Additionally, the Board recently released a Report of the General Counsel Concerning Employment Rules. (“Report”).  The Report describes a number of handbook rules that could prove problematic and provides a roadmap for employers on what the Board considers lawful.

Importantly, the Report was issued in order to clear up confusion on social media policies, and the Board’s new interpretation of protected activity:

“Although I believe that most employers do not draft their employee handbooks with the object of prohibiting or restricting conduct protected by the National Labor Relations Act, the law does not allow even well-intentioned rules that would inhibit employees from engaging in activities protected by the Act,” Richard F. Griffin Jr., general counsel of the NLRB, noted. “Moreover, the Office of the General Counsel continues to receive meritorious charges alleging unlawful handbook rules.”

According to the Report, many of the handbook rules violate Sections 7 and 8 of the Act. Under Section 7 of the Act, employees are guaranteed the right to self-organization, to form, join, or assist labor organizations, to bargain collectively through representatives of their own choosing, and to engage in other concerted activities for the purpose of collective bargaining or other mutual aid or protection, as well as the right to refrain from any or all such activities. Section 8(a)(1) of the Act makes it an unfair labor practice for an employer to interfere with, restrain, or coerce employees in the exercise of the rights guaranteed in Section 7.
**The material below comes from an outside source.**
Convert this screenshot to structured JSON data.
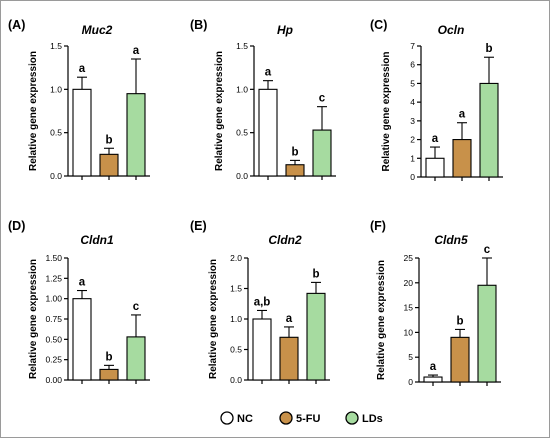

Here is a sample overview of policy issues:

  • Confidentiality – Employers can get in trouble for instituting confidentially policies that prohibit workers from talking about terms and conditions of employment.
  • Conduct toward the Company and Supervisors – The right to limit conduct in an employment policy may be questioned, if such policy can be interpreted to prohibit criticism over protected activities. The report points to rules banning “disrespectful,” “negative,” “inappropriate,” or “rude” conduct towards an employer or management.
  • Conduct towards Coworkers – Employees also have the right to publicly discuss and criticize their employer’s labor policies with each other. Employers cannot ban “negative” or “inappropriate” conversations between workers.
  • Employee Interaction with Third Parties – The Act also gives employees the right to talk with the media, government agencies, and other third parties about wages, benefits, and other terms and conditions of employment.
  • Restricting Use of Company Logos, Copyrights, and Trademarks – Companies can’t restrict employees’ “fair use” of logos, copyrights, or trademarks, on picket signs, leaflets, and other protest material.
  • Photography and Recording – When engaging in protected activity, employees also have the right to take photographs and make recordings. That means employers can get in trouble for completely prohibiting workers from taking pictures and making audio and video recordings at work.
  • Conflict-of-Interest Rules – Employees have a right to participate in concerted activity. This could include rights to organize a boycott or protest in front of a company.

As can be seen, all companies (even those currently not organized) must review their employee handbooks in response to these new rules.

For all of the reasons listed above, it is imperative that a comprehensive plan be developed to deal with these issues.